Google a annoncé lundi matin son intention d’acquérir un terrain à Beauharnois, au Québec, appartenant à Hydro-Québec dans le but d’y construire son premier centre de données au Canada.

André Dubuc
André Dubuc La Presse

«Pour nous, c’est une première de plusieurs étapes pour éventuellement y construire un centre de données qui nous aidera à répondre à la demande croissante de services de données», dit Luiza Staniec, porte-parole de Google,

La construction d’une telle infrastructure nécessite des débours de 735 millions et va occuper 300 à 500 travailleurs en construction. Une fois en exploitation, le nombre d’emplois permanents s’élèvera à près de 30.

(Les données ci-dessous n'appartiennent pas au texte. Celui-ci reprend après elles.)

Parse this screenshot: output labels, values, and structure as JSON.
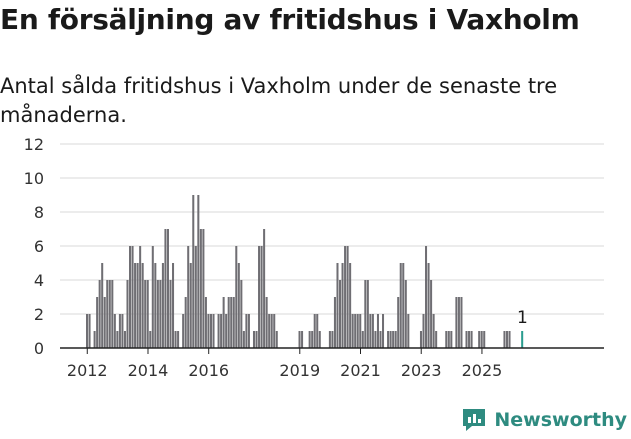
{
  "title": "En försäljning av fritidshus i Vaxholm",
  "subtitle": "Antal sålda fritidshus i Vaxholm under de senaste tre månaderna.",
  "brand": "Newsworthy",
  "colors": {
    "bar": "#6f6e73",
    "highlight": "#2a9d8f",
    "grid": "#d9d9d9",
    "axis": "#222222",
    "brand": "#2e8b80"
  },
  "chart_data": {
    "type": "bar",
    "ylim": [
      0,
      12
    ],
    "yticks": [
      "0",
      "2",
      "4",
      "6",
      "8",
      "10",
      "12"
    ],
    "xtick_labels": [
      {
        "label": "2012",
        "month": 0
      },
      {
        "label": "2014",
        "month": 24
      },
      {
        "label": "2016",
        "month": 48
      },
      {
        "label": "2019",
        "month": 84
      },
      {
        "label": "2021",
        "month": 108
      },
      {
        "label": "2023",
        "month": 132
      },
      {
        "label": "2025",
        "month": 156
      }
    ],
    "months_start": "2012-01",
    "values": [
      2,
      2,
      0,
      1,
      3,
      4,
      5,
      3,
      4,
      4,
      4,
      2,
      1,
      2,
      2,
      1,
      4,
      6,
      6,
      5,
      5,
      6,
      5,
      4,
      4,
      1,
      6,
      5,
      4,
      4,
      5,
      7,
      7,
      4,
      5,
      1,
      1,
      0,
      2,
      3,
      6,
      5,
      9,
      6,
      9,
      7,
      7,
      3,
      2,
      2,
      2,
      0,
      2,
      2,
      3,
      2,
      3,
      3,
      3,
      6,
      5,
      4,
      1,
      2,
      2,
      0,
      1,
      1,
      6,
      6,
      7,
      3,
      2,
      2,
      2,
      1,
      0,
      0,
      0,
      0,
      0,
      0,
      0,
      0,
      1,
      1,
      0,
      0,
      1,
      1,
      2,
      2,
      1,
      0,
      0,
      0,
      1,
      1,
      3,
      5,
      4,
      5,
      6,
      6,
      5,
      2,
      2,
      2,
      2,
      1,
      4,
      4,
      2,
      2,
      1,
      2,
      1,
      2,
      0,
      1,
      1,
      1,
      1,
      3,
      5,
      5,
      4,
      2,
      0,
      0,
      0,
      0,
      1,
      2,
      6,
      5,
      4,
      2,
      1,
      0,
      0,
      0,
      1,
      1,
      1,
      0,
      3,
      3,
      3,
      0,
      1,
      1,
      1,
      0,
      0,
      1,
      1,
      1,
      0,
      0,
      0,
      0,
      0,
      0,
      0,
      1,
      1,
      1,
      0,
      0,
      0,
      0,
      1
    ],
    "annotation": {
      "label": "1",
      "value": 1
    }
  }
}
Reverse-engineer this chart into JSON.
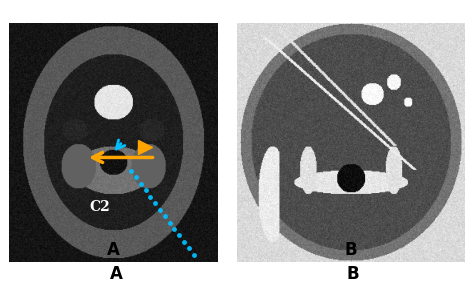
{
  "figure_title": "",
  "label_A": "A",
  "label_B": "B",
  "label_C2": "C2",
  "bg_color": "#ffffff",
  "panel_A_bg": "#000000",
  "panel_B_bg": "#1a1a1a",
  "arrow_orange_color": "#FFA500",
  "arrowhead_orange_color": "#FFA500",
  "arrow_blue_color": "#00BFFF",
  "dotted_line_color": "#00BFFF",
  "label_fontsize": 12,
  "c2_fontsize": 10
}
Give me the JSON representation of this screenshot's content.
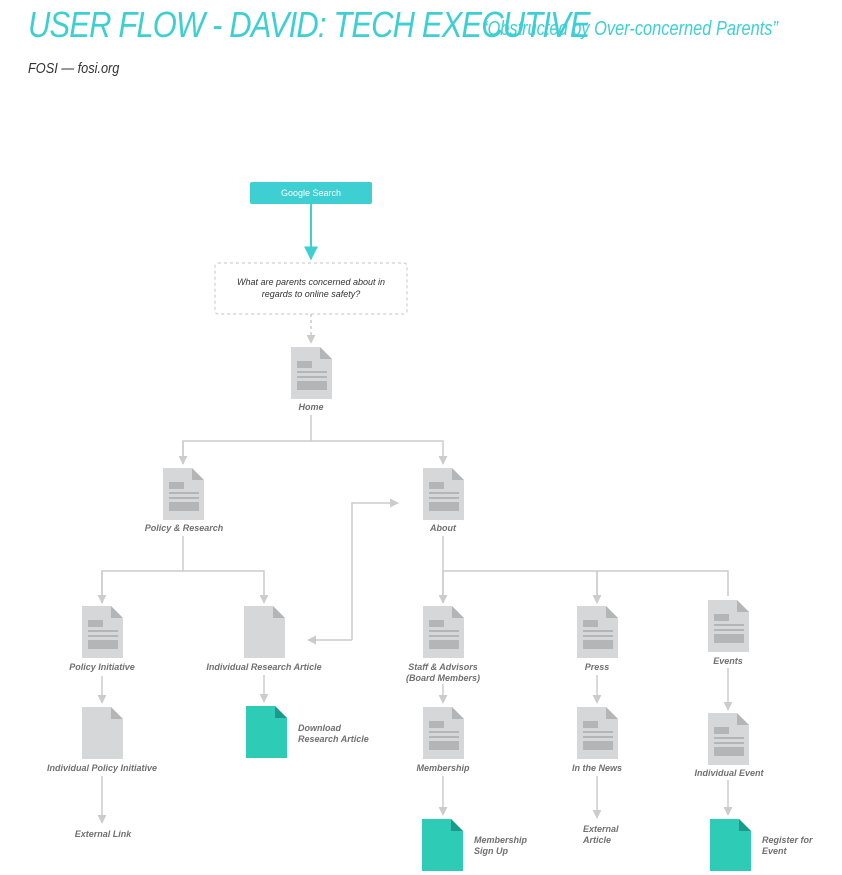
{
  "title": "USER FLOW - DAVID: TECH EXECUTIVE",
  "subtitle": "“Obstructed by Over-concerned Parents”",
  "site": "FOSI — fosi.org",
  "colors": {
    "accent": "#3ecfd3",
    "teal_doc": "#2ecbb7",
    "page_gray": "#d5d7d8",
    "page_fold": "#b3b5b6",
    "connector": "#cccccc",
    "label": "#707070"
  },
  "flow": {
    "start": "Google Search",
    "question_line1": "What are parents concerned about in",
    "question_line2": "regards to online safety?",
    "home": "Home",
    "policy_research": "Policy & Research",
    "about": "About",
    "policy_initiative": "Policy Initiative",
    "individual_research_article": "Individual Research Article",
    "staff_advisors_line1": "Staff & Advisors",
    "staff_advisors_line2": "(Board Members)",
    "press": "Press",
    "events": "Events",
    "individual_policy_initiative": "Individual Policy Initiative",
    "download_line1": "Download",
    "download_line2": "Research Article",
    "membership": "Membership",
    "in_the_news": "In the News",
    "individual_event": "Individual Event",
    "external_link": "External Link",
    "membership_signup_line1": "Membership",
    "membership_signup_line2": "Sign Up",
    "external_article_line1": "External",
    "external_article_line2": "Article",
    "register_line1": "Register for",
    "register_line2": "Event"
  }
}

Il s’agira du premier centre de données appartenant à Google au Canada. L'entreprise exploite déjà ce qu'elle appelle deux «régions», des zones d’infonuagiques, à Montréal depuis 2019 et Toronto depuis 2020, mais elles utilisaient des centres de données tiers.

Présent au Québec depuis 2004. Google emploiera jusqu'à 1000 personnes au centre-ville de Montréal à l’ouverture de son nouveau bureau après la pandémie, au 425, Viger Ouest. Récemment, l'entreprise s'est engagée à faire de Montréal l'un de ses trois principaux bureaux au Canada.

« La Communauté métropolitaine de Montréal offre un environnement propice au développement de nouvelles technologies permettant de réduire notre empreinte carbone», souligne Stéphane Paquet, président-directeur général de Montréal International, dont l’organisme a accompagné Google au fil des ans dans ses démarches à Montréal.

Google vise à atteindre son objectif d’ici 2030 consistant à exploiter une énergie sans carbone partout et en tout temps. « Nous sommes très heureux que Google choisisse l'énergie propre du Québec, a déclaré Sophie Brochu, PDG d’Hydro dans une déclaration officielle. Il s'agit d'une reconnaissance significative du rôle que peut jouer notre énergie dans la décarbonation du continent. »

Exclusion de la zone agricole et compensation

Ce n’est pas la première fois que l’on entend Google manifester de l’intérêt pour un terrain d’Hydro-Québec à Beauharnois.

La Ville de Beauharnois avait présenté une demande de dézonage du terrain de 94 hectares d’Hydro-Québec à la Commission de protection du territoire agricole du Québec (CPTAQ), qui a toutefois rendu une orientation préliminaire négative dans ce dossier le 6 décembre 2018.

En réaction, le gouvernement du Québec avait retiré le dossier des mains de la CPTAQ en septembre 2019 en utilisant une mesure d’exception, utilisée à seulement quelques reprises seulement depuis 1978. En vertu de l’article 96, c’est le gouvernement qui accorde l’exclusion du terrain convoité de la zone agricole.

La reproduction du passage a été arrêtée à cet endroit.